Było to pierwsze zlecenie i początki ciąży. Nie było łatwo chociażby z tego względu, że często było mi niedobrze, a kwiaty robiłam po nocach. Nie raz kładłam się na podłodze, żeby wyprostować plecy i brzuch, bo jak na niego uciskałam było gorzej. Nie wspominając już o senności, która dopadała mnie już o 20.00, a  jednak dałam radę, mimo że nie było łatwo. Była to tak na prawdę jedna z najtrudniejszych dekoracji w tym czasie. Nie było to nic skomplikowanego, ale zmienne samopoczucie i to, że było sporo do zrobienia, nie ułatwiało pracy.
Po zrobieniu, dekoracji, dostarczeniu i później sprzątnięciu stwierdziłam, że jak dałam radę teraz to później nie będzie już tak źle.

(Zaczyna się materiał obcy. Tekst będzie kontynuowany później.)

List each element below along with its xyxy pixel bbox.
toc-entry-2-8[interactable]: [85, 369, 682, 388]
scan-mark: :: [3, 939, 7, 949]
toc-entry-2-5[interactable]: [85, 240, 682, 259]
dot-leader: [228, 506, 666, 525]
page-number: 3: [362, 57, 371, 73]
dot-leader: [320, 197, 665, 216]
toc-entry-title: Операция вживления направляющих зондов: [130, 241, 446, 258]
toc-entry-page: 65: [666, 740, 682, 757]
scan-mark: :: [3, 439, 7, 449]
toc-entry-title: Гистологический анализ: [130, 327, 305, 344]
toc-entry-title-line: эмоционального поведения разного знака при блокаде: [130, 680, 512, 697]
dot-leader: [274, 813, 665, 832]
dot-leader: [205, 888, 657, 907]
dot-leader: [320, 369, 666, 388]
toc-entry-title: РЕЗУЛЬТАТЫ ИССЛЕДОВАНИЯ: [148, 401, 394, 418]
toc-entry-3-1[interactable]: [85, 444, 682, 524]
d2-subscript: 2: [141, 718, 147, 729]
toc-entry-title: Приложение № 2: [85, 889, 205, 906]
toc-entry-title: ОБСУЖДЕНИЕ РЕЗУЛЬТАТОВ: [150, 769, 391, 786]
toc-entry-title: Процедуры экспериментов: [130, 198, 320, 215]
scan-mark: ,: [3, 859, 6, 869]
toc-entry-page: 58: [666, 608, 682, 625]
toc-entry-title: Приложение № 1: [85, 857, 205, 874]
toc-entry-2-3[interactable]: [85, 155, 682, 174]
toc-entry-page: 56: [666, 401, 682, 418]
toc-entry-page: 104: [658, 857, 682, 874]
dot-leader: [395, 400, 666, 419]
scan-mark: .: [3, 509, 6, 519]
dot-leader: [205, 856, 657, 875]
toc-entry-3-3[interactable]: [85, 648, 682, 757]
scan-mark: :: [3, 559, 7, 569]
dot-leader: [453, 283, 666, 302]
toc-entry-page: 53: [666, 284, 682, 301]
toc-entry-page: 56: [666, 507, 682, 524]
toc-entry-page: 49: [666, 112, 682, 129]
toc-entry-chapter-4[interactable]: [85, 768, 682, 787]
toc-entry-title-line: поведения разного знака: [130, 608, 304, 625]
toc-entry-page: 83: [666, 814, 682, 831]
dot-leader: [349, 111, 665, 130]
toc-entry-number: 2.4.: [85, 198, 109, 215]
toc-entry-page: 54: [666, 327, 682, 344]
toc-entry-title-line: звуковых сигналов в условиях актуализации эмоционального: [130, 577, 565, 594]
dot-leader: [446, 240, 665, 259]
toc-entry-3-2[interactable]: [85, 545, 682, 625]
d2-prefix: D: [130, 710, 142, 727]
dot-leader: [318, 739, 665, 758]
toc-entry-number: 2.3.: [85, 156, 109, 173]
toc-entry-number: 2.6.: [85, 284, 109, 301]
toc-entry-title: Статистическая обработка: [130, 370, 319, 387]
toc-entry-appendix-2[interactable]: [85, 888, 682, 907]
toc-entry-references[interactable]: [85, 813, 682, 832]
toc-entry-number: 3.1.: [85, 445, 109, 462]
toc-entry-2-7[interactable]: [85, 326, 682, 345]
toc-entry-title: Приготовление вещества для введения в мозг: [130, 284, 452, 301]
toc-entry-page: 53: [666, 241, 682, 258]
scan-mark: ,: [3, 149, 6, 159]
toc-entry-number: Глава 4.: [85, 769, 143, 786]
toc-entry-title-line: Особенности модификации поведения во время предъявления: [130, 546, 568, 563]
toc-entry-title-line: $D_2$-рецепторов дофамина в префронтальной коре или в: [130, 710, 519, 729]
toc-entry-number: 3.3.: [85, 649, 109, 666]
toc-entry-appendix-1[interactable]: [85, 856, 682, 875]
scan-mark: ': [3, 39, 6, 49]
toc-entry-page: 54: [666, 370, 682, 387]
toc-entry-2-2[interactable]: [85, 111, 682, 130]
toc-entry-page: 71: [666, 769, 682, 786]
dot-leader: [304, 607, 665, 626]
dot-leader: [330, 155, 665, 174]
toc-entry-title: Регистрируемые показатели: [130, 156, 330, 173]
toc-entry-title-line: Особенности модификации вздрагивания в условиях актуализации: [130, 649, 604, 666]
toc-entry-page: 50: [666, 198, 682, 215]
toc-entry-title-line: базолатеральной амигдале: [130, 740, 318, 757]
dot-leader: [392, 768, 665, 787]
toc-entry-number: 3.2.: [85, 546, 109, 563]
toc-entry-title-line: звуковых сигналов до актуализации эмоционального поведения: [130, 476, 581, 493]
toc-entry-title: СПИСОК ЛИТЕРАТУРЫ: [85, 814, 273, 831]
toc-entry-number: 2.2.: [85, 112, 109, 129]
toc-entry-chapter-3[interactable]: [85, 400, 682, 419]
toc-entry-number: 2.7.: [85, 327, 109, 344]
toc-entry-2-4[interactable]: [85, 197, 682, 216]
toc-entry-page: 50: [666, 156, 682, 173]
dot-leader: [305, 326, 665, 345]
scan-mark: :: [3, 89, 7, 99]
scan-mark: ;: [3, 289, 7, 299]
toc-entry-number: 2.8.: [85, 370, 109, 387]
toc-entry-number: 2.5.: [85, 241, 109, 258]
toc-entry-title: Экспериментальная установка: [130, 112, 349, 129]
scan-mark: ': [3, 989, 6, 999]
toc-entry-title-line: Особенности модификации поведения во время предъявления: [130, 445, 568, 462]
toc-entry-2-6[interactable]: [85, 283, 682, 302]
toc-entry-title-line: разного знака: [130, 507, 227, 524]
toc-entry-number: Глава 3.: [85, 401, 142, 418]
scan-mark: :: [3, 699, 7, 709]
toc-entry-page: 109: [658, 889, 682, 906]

W lipcu zrobiłam sobie przerwę i nie przyjmowałam zleceń, tym bardziej, że w pracy sporo się działo i tak koleją dekorację robiłam na początku sierpnia.
Dekoracja miała być z chabrami, ale okazało się, że chabrów było jak na lekarstwo, więc szukałam zamienników i tak znalazłam kwiaty sola.
Panna Młoda po konsultacji stwierdziła, że zdaje się na mnie, a to lubię najbardziej bo wtedy mogę "poszaleć". Oczywiście były pewne wytyczne których się trzymałam, ale były rzeczy, które zrobiłam po swojemu. Oczywiście z braku czasu nie  mam swoich zdjęć bukietów, ale mam to co udało się zdobyć :)
Pierwszy raz też bawiłam się drutem, co prawda niewiele z niego było dekoracji, ale zawsze :)

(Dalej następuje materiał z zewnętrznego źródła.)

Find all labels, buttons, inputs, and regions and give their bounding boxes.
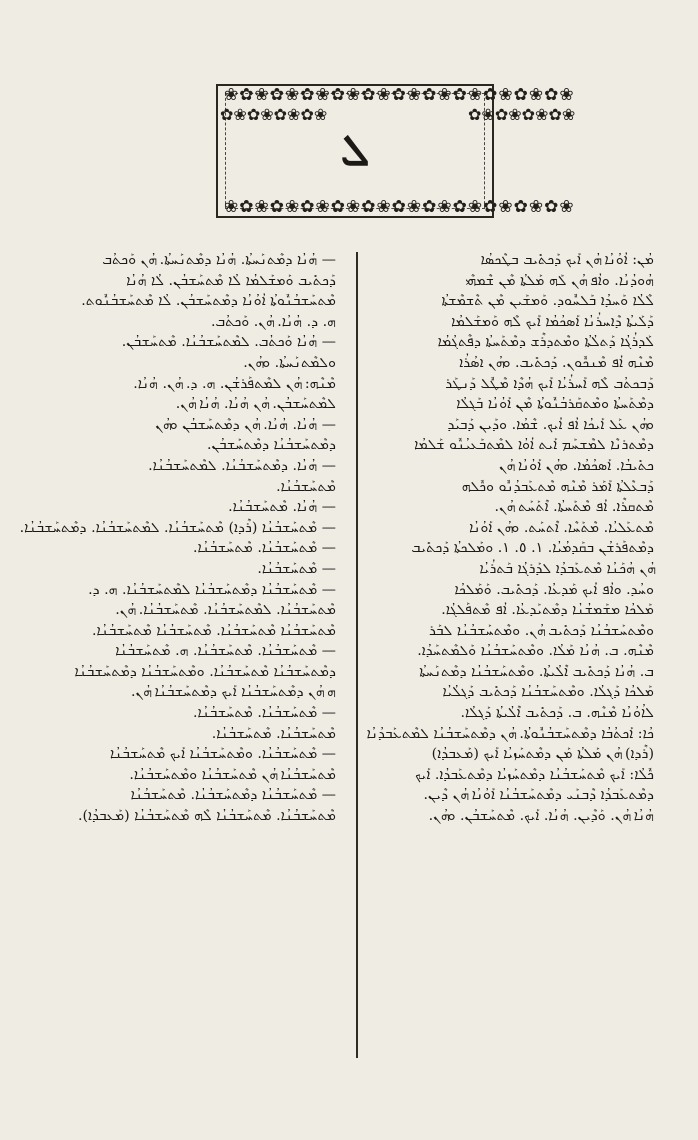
text-line: — ܡܶܬܚܰܫܒܳܢܳܐ (ܪܶܕܐ) ܡܶܬܚܰܫܒܳܢܳܐ. ܠܡܶܬܚܰܫܒܳܢܳܐ. ܕܡܶܬܚܰܫܒܳܢܳܐ.	[19, 519, 336, 536]
text-line: ܗܳܢ ܗܳܟܰܢܳܐ ܡܶܬܥܰܒܕܳܐ ܠܕܰܪܓܳܐ ܒܰܬܪܳܝܳܐ	[479, 560, 654, 577]
text-line: ܡܶܬܥܰܠܝܳܐ. ܡܶܬܰܚܶܐ. ܐܶܬܚܰܬ. ܘܗܳܢ ܐܰܘܳܢܳܐ	[469, 519, 654, 536]
ornament-right-border: ✿❀✿❀✿❀✿❀	[468, 105, 576, 124]
text-line: ܕܡܶܬܚܰܫܒܳܢܳܐ ܕܡܶܬܚܰܫܒܳܢ.	[207, 437, 336, 454]
text-line: ܠܰܕܪܳܓܳܐ ܕܰܬܠܳܬܳܐ ܘܡܶܬܕܪܶܫ ܕܡܶܬܰܚܬܳܐ ܕܦܶܬܓܳܡܳܐ	[437, 334, 654, 351]
text-line: ܡܶܢܶܗ. ܒ. ܗܳܢܳܐ ܡܰܠܳܐ. ܘܡܶܬܚܰܫܒܳܢܳܐ ܘܰܠܡܶܬܚܰܕܳܐ.	[417, 643, 654, 660]
text-line: ܡܶܬܚܰܫܒܳܢܳܐ. ܡܶܬܚܰܫܒܳܢܳܐ ܠܶܗ ܡܶܬܚܰܫܒܳܢܳܐ (ܡܰܥܒܕܳܐ).	[77, 808, 336, 825]
text-line: — ܗܳܢܳܐ. ܡܶܬܚܰܫܒܳܢܳܐ.	[228, 499, 336, 516]
text-line: ܕܡܶܬܚܰܫܒܳܢܳܐ ܡܶܬܚܰܫܒܳܢܳܐ. ܘܡܶܬܚܰܫܒܳܢܳܐ ܕܡܶܬܚܰܫܒܳܢܳܐ	[74, 663, 336, 680]
left-column	[19, 250, 336, 827]
text-line: ܡܶܬܚܰܫܒܳܢܳܐ.	[276, 478, 336, 495]
text-line: ܠܐܳܘܳܢܳܐ ܡܶܢܶܗ. ܒ. ܕܰܟܬܺܝܒ ܐܶܠܳܝܬܳܐ ܕܰܓܠܳܐ.	[460, 705, 654, 722]
text-line: ܕܰܒܟܬܳܒ ܠܶܗ ܐܰܚܪܳܝܳܐ ܐܰܝܟ ܗܳܕܶܐ ܡܶܛܽܠ ܕܰܢܛܰܪ	[445, 375, 654, 392]
text-line: — ܡܶܬܚܰܫܒܳܢܳܐ. ܡܶܬܚܰܫܒܳܢܳܐ.	[193, 540, 336, 557]
text-line: — ܡܶܬܚܰܫܒܳܢܳܐ ܕܡܶܬܚܰܫܒܳܢܳܐ. ܡܶܬܚܰܫܒܳܢܳܐ	[130, 787, 336, 804]
text-line: ܘܗܳܢ ܥܰܠ ܐܰܝܟܳܐ ܐܳܦ ܐܳܝܟ. ܫܶܡܳܐ. ܘܕܰܝܢ ܕܰܒܝܰܕ	[447, 416, 654, 433]
text-line: ܡܶܬܚܰܫܒܳܢܳܐ. ܠܡܶܬܚܰܫܒܳܢܳܐ. ܡܶܬܚܰܫܒܳܢܳܐ. ܗܳܢ.	[115, 602, 336, 619]
text-line: ܟܬܺܝܒܳܐ. ܐܰܣܟܳܡܳܐ. ܘܗܳܢ ܐܰܘܳܢܳܐ ܗܳܢ	[498, 457, 654, 474]
text-line: ܡܰܠܟܳܐ ܡܫܰܡܫܳܢܳܐ ܕܡܶܬܝܰܕܥܳܐ. ܐܳܦ ܡܶܬܦܰܠܓܳܐ.	[441, 602, 654, 619]
text-line: ܡܶܢܶܗ: ܗܳܢ ܠܡܶܬܦܰܪܫܳܢ. ܗ. ܕ. ܗܳܢ. ܗܳܢܳܐ.	[133, 375, 336, 392]
text-line: ܡܶܬܩܪܶܐ. ܐܳܦ ܡܶܬܰܚܬܳܐ. ܐܶܬܰܚܰܬ ܗܳܢ.	[494, 499, 654, 516]
text-line: — ܡܶܬܚܰܫܒܳܢܳܐ. ܡܶܬܚܰܫܒܳܢܳܐ.	[193, 705, 336, 722]
text-line: ܡܶܬܚܰܫܒܳܢܽܘܬܳܐ ܐܳܘܳܢܳܐ ܕܡܶܬܚܰܫܒܳܢ. ܠܳܐ ܡܶܬܚܰܫܒܳܢܽܘܬ.	[81, 293, 336, 310]
text-line: ܠܶܠܳܐ ܘܰܚܕܳܐ ܒܰܠܚܽܘܕ. ܘܰܡܫܰܝܢ ܡܶܢ ܬܶܫܡܶܫܬܳܐ	[441, 293, 654, 310]
text-line: ܕܡܶܬܦܰܪܫܳܢ ܒܩܰܕܡܳܝܳܐ. ١. ٥. ١. ܘܡܰܠܟܬܳܐ ܕܰܟܬܺܝܒ	[411, 540, 654, 557]
text-line: ܠܡܶܬܚܰܫܒܳܢ. ܗܳܢ ܗܳܢܳܐ. ܗܳܢܳܐ ܗܳܢ.	[175, 396, 336, 413]
text-line: ܡܶܬܚܰܫܒܳܢܳܐ ܡܶܬܚܰܫܒܳܢܳܐ. ܡܶܬܚܰܫܒܳܢܳܐ ܡܶܬܚܰܫܒܳܢܳܐ.	[91, 622, 336, 639]
text-line: — ܡܶܬܚܰܫܒܳܢܳܐ. ܡܶܬܚܰܫܒܳܢܳܐ. ܗ. ܡܶܬܚܰܫܒܳܢܳܐ	[115, 643, 336, 660]
text-line: ܕܰܟܬܺܝܒ ܘܰܡܫܰܠܡܳܐ ܠܳܐ ܡܶܬܚܰܫܒܳܢ. ܠܳܐ ܗܳܢܳܐ	[126, 272, 336, 289]
text-line: ܗ. ܕ. ܗܳܢܳܐ. ܗܳܢ. ܘܰܟܬܳܒ.	[210, 313, 336, 330]
text-line: ܗ ܗܳܢ ܕܡܶܬܚܰܫܒܳܢܳܐ ܐܰܝܟ ܕܡܶܬܚܰܫܒܳܢܳܐ ܗܳܢ.	[131, 684, 336, 701]
text-line: — ܗܳܢܳܐ ܘܰܟܬܳܒ. ܠܡܶܬܚܰܫܒܳܢܳܐ. ܡܶܬܚܰܫܒܳܢ.	[121, 334, 336, 351]
text-line: — ܗܳܢܳܐ. ܕܡܶܬܚܰܫܒܳܢܳܐ. ܠܡܶܬܚܰܫܒܳܢܳܐ.	[148, 457, 336, 474]
ornament-top-border: ❀✿❀✿❀✿❀✿❀✿❀✿❀✿❀✿❀✿❀✿❀✿❀	[224, 85, 575, 105]
text-line: — ܗܳܢܳܐ ܕܡܶܬܢܰܚܬܳܐ. ܗܳܢܳܐ ܕܡܶܬܢܰܚܬܳܐ. ܗܳܢ ܘܰܟܬܳܒ	[102, 252, 336, 268]
text-line: ܟܳܐ: ܐܰܟܬܳܒܳܐ ܕܡܶܬܚܰܫܒܳܢܽܘܬܳܐ. ܗܳܢ ܕܡܶܬܚܰܫܒܳܢܳܐ ܠܡܶܬܥܰܒܕܳܢܳܐ	[366, 725, 654, 742]
text-line: — ܡܶܬܚܰܫܒܳܢܳܐ.	[257, 560, 336, 577]
text-line: ܘܚܳܕ. ܘܐܳܦ ܐܳܝܟ ܡܰܕܥܳܐ. ܕܰܟܬܺܝܒ. ܘܰܡܰܠܟܳܐ	[454, 581, 654, 598]
text-line: ܡܰܠܟܳܐ ܕܰܓܠܳܐ. ܘܡܶܬܚܰܫܒܳܢܳܐ ܕܰܟܬܺܝܒ ܕܰܓܠܳܝܳܐ	[442, 684, 654, 701]
text-line: ܕܰܠܰܝܬܳܐ ܕܶܐܚܪܳܢܳܐ ܐܰܣܟܳܡܳܐ ܐܰܝܟ ܠܶܗ ܘܰܡܫܰܠܡܳܐ	[451, 313, 654, 330]
text-line: ܒ. ܗܳܢܳܐ ܕܰܟܬܺܝܒ ܐܶܠܳܝܬܳܐ. ܘܡܶܬܚܰܫܒܳܢܳܐ ܕܡܶܬܢܰܚܬܳܐ	[419, 663, 654, 680]
ornament-bottom-border: ❀✿❀✿❀✿❀✿❀✿❀✿❀✿❀✿❀✿❀✿❀✿❀	[224, 197, 575, 217]
right-column	[366, 250, 654, 827]
section-letter: ܠ	[340, 125, 370, 176]
column-divider	[356, 252, 358, 1058]
text-line: ܘܠܡܶܬܢܰܚܬܳܐ. ܘܗܳܢ.	[243, 354, 336, 371]
text-line: ܟܽܠܳܐ: ܐܰܝܟ ܡܶܬܚܰܫܒܳܢܳܐ ܕܡܶܬܚܰܙܝܳܐ ܕܡܶܬܥܰܒܕܳܐ. ܐܰܝܟ	[415, 766, 654, 783]
ornamental-header-frame	[216, 84, 576, 218]
text-line: ܡܶܢܶܗ ܐܳܦ ܡܶܢܟܽܘܢ. ܕܰܟܬܺܝܒ. ܘܗܳܢ ܐܣܳܪܳܐ	[459, 354, 654, 371]
text-line: ܡܶܬܚܰܫܒܳܢܳܐ. ܡܶܬܚܰܫܒܳܢܳܐ.	[211, 725, 336, 742]
text-line: — ܗܳܢܳܐ. ܗܳܢܳܐ. ܗܳܢ ܕܡܶܬܚܰܫܒܳܢ ܘܗܳܢ	[155, 416, 336, 433]
text-line: ܕܡܶܬܪܢܶܐ ܠܡܶܫܚܰܡ ܐܰܝܬ ܐܳܘܳܐ ܠܡܶܬܒܰܥܝܳܢܽܘ ܫܰܠܡܳܐ	[414, 437, 654, 454]
text-line: — ܡܶܬܚܰܫܒܳܢܳܐ ܕܡܶܬܚܰܫܒܳܢܳܐ ܠܡܶܬܚܰܫܒܳܢܳܐ. ܗ. ܕ.	[88, 581, 336, 598]
ornament-left-border: ✿❀✿❀✿❀✿❀	[220, 105, 328, 124]
text-line: ܕܡܶܬܥܰܒܕܳܐ ܕܶܒܢܰܝ ܕܡܶܬܚܰܫܒܳܢܳܐ ܐܰܘܳܢܳܐ ܗܳܢ ܕܶܝܢ.	[423, 787, 654, 804]
text-line: ܡܶܬܚܰܫܒܳܢܳܐ ܗܳܢ ܡܶܬܚܰܫܒܳܢܳܐ ܘܡܶܬܚܰܫܒܳܢܳܐ.	[129, 766, 336, 783]
text-line: ܕܡܶܬܰܚܬܳܐ ܘܡܶܬܩܰܪܒܳܢܽܘܬܳܐ ܡܶܢ ܐܰܘܳܢܳܐ ܒܰܓܠܳܐ	[456, 396, 654, 413]
text-line: (ܪܶܕܐ) ܗܳܢ ܡܰܠܬܳܐ ܡܰܢ ܕܡܶܬܚܰܙܝܳܐ ܐܰܝܟ (ܡܰܥܒܕܳܐ)	[431, 746, 654, 763]
text-line: — ܡܶܬܚܰܫܒܳܢܳܐ. ܘܡܶܬܚܰܫܒܳܢܳܐ ܐܰܝܟ ܡܶܬܚܰܫܒܳܢܳܐ	[109, 746, 336, 763]
text-line: ܡܳܢ: ܐܳܘܳܢܳܐ ܗܳܢ ܐܰܝܟ ܕܰܟܬܺܝܒ ܒܛܶܟܣܳܐ	[480, 252, 654, 268]
text-line: ܗܳܘܕܳܢܳܐ. ܘܐܳܦ ܗܳܢ ܠܰܗ ܡܰܠܬܳܐ ܡܶܢ ܫܶܡܗܶܝ	[465, 272, 654, 289]
text-line: ܗܳܢܳܐ ܗܳܢ. ܘܰܕܶܝܢ. ܗܳܢܳܐ. ܐܰܝܟ. ܡܶܬܚܰܫܒܳܢ. ܘܗܳܢ.	[428, 808, 654, 825]
text-line: ܘܡܶܬܚܰܫܒܳܢܳܐ ܕܰܟܬܺܝܒ ܗܳܢ. ܘܡܶܬܚܰܫܒܳܢܳܐ ܠܒܰܪ	[429, 622, 654, 639]
text-line: ܕܰܒܥܶܠܬܳܐ ܐܰܡܰܪ ܡܶܢܶܗ ܡܶܬܥܰܒܕܳܢܽܘ ܘܟܽܠܗ	[461, 478, 654, 495]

Pod koniec sierpnia, miałam bardzo kolorowe zlecenie w odważnych kolorach. Amarant połączony z zielenią i dodatkiem fioletu.
Nie mogłam się doczekać, aż będę mogła dekorować, tym bardziej, że do dekoracji była klimatyczna sala Siedem Drzew w Biskupicach. Kolory bardzo ożywiły salę i nadały jej charakteru. Jeżeli będę miała okazję jeszcze raz dekorować tą salę to chętnie się podejmę :)





Niestety jak zwykle przy dużych realizacjach nie mam wszystkich zdjęć, a do kompletu poza bukietem były kwiaty do włosów i bransoletka. Mam takie trochę kiepskie zdjęcie bukietu, ale zawsze to jakieś zdjęcie ;)

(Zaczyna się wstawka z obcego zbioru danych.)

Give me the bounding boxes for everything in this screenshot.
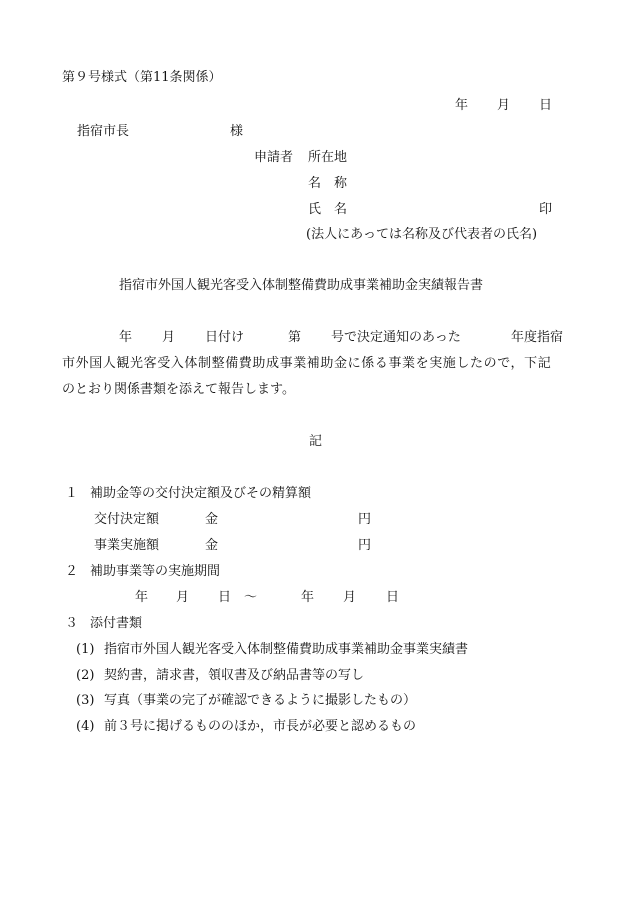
period-start-year: 年	[135, 590, 149, 605]
date-day: 日	[539, 98, 553, 113]
attachment-item-text: 写真（事業の完了が確認できるように撮影したもの）	[104, 693, 417, 708]
ki-mark: 記	[309, 434, 323, 449]
period-start-month: 月	[176, 590, 190, 605]
seal-mark: 印	[539, 202, 553, 217]
period-end-day: 日	[386, 590, 400, 605]
applicant-name-label: 名 称	[308, 176, 348, 191]
grant-decided-unit: 円	[358, 512, 372, 527]
attachment-item-text: 前３号に掲げるもののほか，市長が必要と認めるもの	[104, 719, 417, 734]
section-3-number: ３	[65, 616, 79, 631]
form-label: 第９号様式（第11条関係）	[62, 70, 222, 85]
body-line-3: のとおり関係書類を添えて報告します。	[62, 382, 295, 397]
section-3-heading: 添付書類	[90, 616, 143, 631]
body-month: 月	[162, 330, 176, 345]
project-amount-label: 事業実施額	[94, 538, 160, 553]
period-start-day: 日	[218, 590, 232, 605]
date-month: 月	[497, 98, 511, 113]
addressee-name: 指宿市長	[77, 124, 130, 139]
applicant-label: 申請者	[254, 150, 294, 165]
body-line-2: 市外国人観光客受入体制整備費助成事業補助金に係る事業を実施したので，下記	[62, 356, 552, 371]
project-amount-prefix: 金	[205, 538, 219, 553]
body-fiscal-year: 年度指宿	[511, 330, 564, 345]
body-number-prefix: 第	[288, 330, 302, 345]
addressee-honorific: 様	[230, 124, 244, 139]
grant-decided-label: 交付決定額	[94, 512, 160, 527]
grant-decided-prefix: 金	[205, 512, 219, 527]
period-separator: ～	[244, 590, 258, 605]
project-amount-unit: 円	[358, 538, 372, 553]
applicant-note: (法人にあっては名称及び代表者の氏名)	[306, 227, 538, 242]
attachment-item-number: (2)	[76, 668, 95, 683]
attachment-item-text: 契約書，請求書，領収書及び納品書等の写し	[104, 668, 365, 683]
body-year: 年	[119, 330, 133, 345]
section-1-heading: 補助金等の交付決定額及びその精算額	[90, 486, 312, 501]
period-end-month: 月	[343, 590, 357, 605]
section-2-heading: 補助事業等の実施期間	[90, 564, 221, 579]
document-title: 指宿市外国人観光客受入体制整備費助成事業補助金実績報告書	[119, 278, 484, 293]
section-2-number: ２	[65, 564, 79, 579]
date-year: 年	[455, 98, 469, 113]
attachment-item-number: (3)	[76, 693, 95, 708]
period-end-year: 年	[301, 590, 315, 605]
section-1-number: １	[65, 486, 79, 501]
body-number-suffix: 号で決定通知のあった	[331, 330, 461, 345]
applicant-person-label: 氏 名	[308, 202, 348, 217]
attachment-item-number: (1)	[76, 642, 95, 657]
attachment-item-number: (4)	[76, 719, 95, 734]
attachment-item-text: 指宿市外国人観光客受入体制整備費助成事業補助金事業実績書	[104, 642, 469, 657]
applicant-address-label: 所在地	[308, 150, 348, 165]
body-day-given: 日付け	[205, 330, 245, 345]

We wrześniu kończyłam sezon ślubny i trochę mnie to cieszyło bo już brzuszek rósł i coraz bardziej dawał się we znaki.
A o to zdjęcia tego co powstało we wrześniu. Kilka ślubniaków i bukietów okolicznościowych ;)



Dekoracja stołu Pary Młodej i  bukiety z butonierkami



Miało być zamiast kwiatów, a jest z dodatkiem kwiatów.


Listopadowa wiązanka pogrzebowa.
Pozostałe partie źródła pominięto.